Star Trek: Insurrection (1998) – And now we’ve gone back to mining old episodes for under-explored ideas (or maybe just story concepts that they hope we won’t remember having seen before). In this case, take the premise of the 7th season “Journey’s End,” in which Picard is tasked with moving a colony of Native Americans for diplomatic reasons… but this time, put Picard in full “tired of this crap” mode.
And then, in a twist, let’s just imagine that the 6th season episode “Rascals,” in which the crew accidentally discovers the Fountain of Youth and works hard to reverse it, never happened, because this time out they’ve discovered another Fountain of Youth, and it’s really really important.
This movie shows how much the character of Star Trek had changed since the original series. Kirk and company encountered and clashed with “stagnant” cultures and civilizations at least three times (and that was a subplot at least three other times). Back then, ideas of progress and advancement were the ultimate ideal. Now, the intentionally non-technological agrarian society of the Ba’Ku (complete with that incredibly idealized picture of farm life that can only come from an urbanized mind) is shown as the path to fulfillment.

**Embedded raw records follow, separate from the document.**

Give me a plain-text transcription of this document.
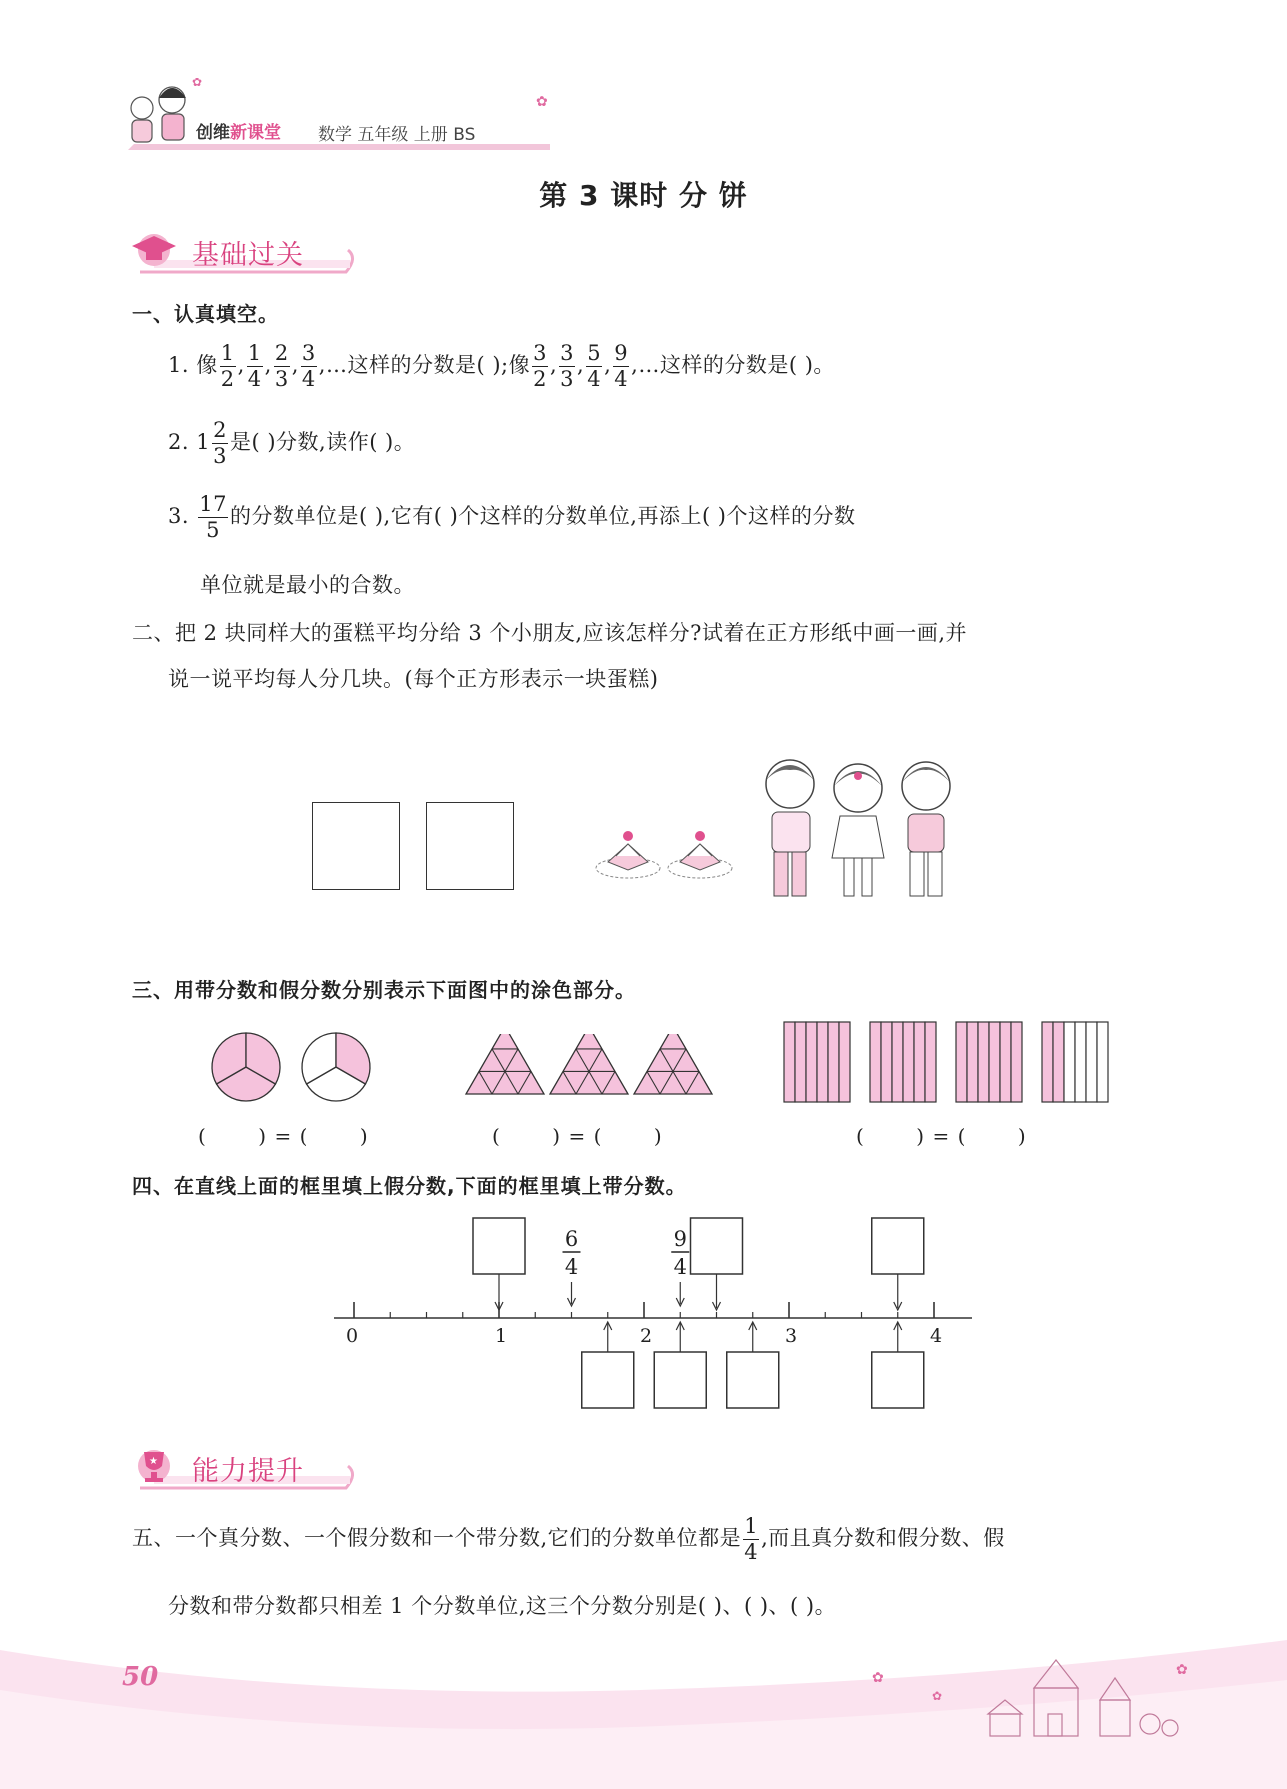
✿
✿
创维新课堂 数学 五年级 上册 BS
第 3 课时 分 饼
基础过关
一、认真填空。
1. 像 $\frac{1}{2}$ , $\frac{1}{4}$ , $\frac{2}{3}$ , $\frac{3}{4}$ ,…这样的分数是( );像 $\frac{3}{2}$ , $\frac{3}{3}$ , $\frac{5}{4}$ , $\frac{9}{4}$ ,…这样的分数是( )。
2. $1 \frac{2}{3}$ 是( )分数,读作( )。
3. $\frac{17}{5}$ 的分数单位是( ),它有( )个这样的分数单位,再添上( )个这样的分数
单位就是最小的合数。
二、把 2 块同样大的蛋糕平均分给 3 个小朋友,应该怎样分?试着在正方形纸中画一画,并
说一说平均每人分几块。(每个正方形表示一块蛋糕)
三、用带分数和假分数分别表示下面图中的涂色部分。
(       ) = (       )	(       ) = (       )	(       ) = (       )
四、在直线上面的框里填上假分数,下面的框里填上带分数。
0	1	2	3	4
6
4
9
4
★ 能力提升
五、一个真分数、一个假分数和一个带分数,它们的分数单位都是 $\frac{1}{4}$ ,而且真分数和假分数、假
分数和带分数都只相差 1 个分数单位,这三个分数分别是( )、( )、( )。
✿
✿
✿
50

Monster on the Campus (1958) – Let’s get one thing straight here: There is no “force of evolution” that certain organisms like the coelacanth could mysteriously and uniquely “resist.” Coelacanths, horseshoe crabs, and other “living fossils” have stayed pretty much the same for millions of years simply because there has been no reason to change; there has been no environmental factor that makes a variation to the “standard” genetic pattern more viable or able to survive. Yes, it’s a movie about a scientist who accidentally regresses to an ape-man because of gamma-irradiated coelacanth bodily fluids and terrorizes the campus, and that’s my sticking point.
Actually, given that this was a low-budget effort a full decade before Planet of the Apes, the full-face ape-man appliance is surprisingly good.
Also, Chrome’s built-in spellchecker doesn’t recognize “coelacanth.”
Spaceballs (1987) – Hadn’t seen this in at least twenty-five years. The humor is pretty much all sophomoric and obvious. And then my sixteen-year-old daughter wandered in and laughed. And kept laughing. And said, “These jokes are so bad,” but kept laughing and kept watching. And suddenly I felt very, very old. “Sophomoric” isn’t a pejorative, it’s an accurate description of the target demographic.
Abandoned movies:
Terrordactyl (2016) – After the pre-credits “random nobody gets munched by monster” scene, we get some character scenes… and more character scenes… and MORE… and I started to suspect that maybe the filmmakers forgot they were making a monster movie.
The Aftermath (1982) – Imagine the first ten minutes of Planet of the Apes, but they couldn’t afford either caveman or ape costumes, so instead they dressed everyone off the Goodwill rack. Also, imagine Charlton Heston was replaced with a random extra.
And then, in a twist, let’s just imagine that the 6th season episode “Rascals,” in which the crew accidentally discovers the Fountain of Youth and works hard to reverse it, never happened,
To be fair, I think most of the fans imagine that “Rascals” never happened.
Though come to think of it, they also used the transporter to reverse aging in “Unnatural Selection” (granted, artificially induced aging, but I can’t think of any reason that the same technique wouldn’t work for natural aging, injury, or disease as well). I could swear there were also a bunch of other miracle cures used in one episode and then forgotten.
The curse of episodic TV. (The original series did it too, of course — everything from easy time travel to instant psychokinetic powers.)
Heh. Called it!
Seriously, though, “Rascals” was only half bad as episodes go; and the bad half was the implausible Ferengi takeover, not the Fountain of Youth part. Star Trek movies would have been a lot better if they’d used their big budgets to follow up on things like that from the TV episodes instead of ignoring them and pretending they never happened. Of course, if they did that with some things, like the “rejuvenatory transportation” discovered in that “Rascals” episode, that might lead to a lot of plot-breaking problems, sort of like when How It Should Have Ended put those super-long-range transporters and the death-curing “super blood” from Star Trek: Into Darkness to good use.
Let’s just say that “Rascals” was both-halves bad, but for different reasons: The rejuvenation was bad because it opened a huge society-changing kettle of worms that no one wanted to deal with so they ignored it, and the Ferengi plot was bad because it was the most embarrassing alien encounter since Pakleds came along.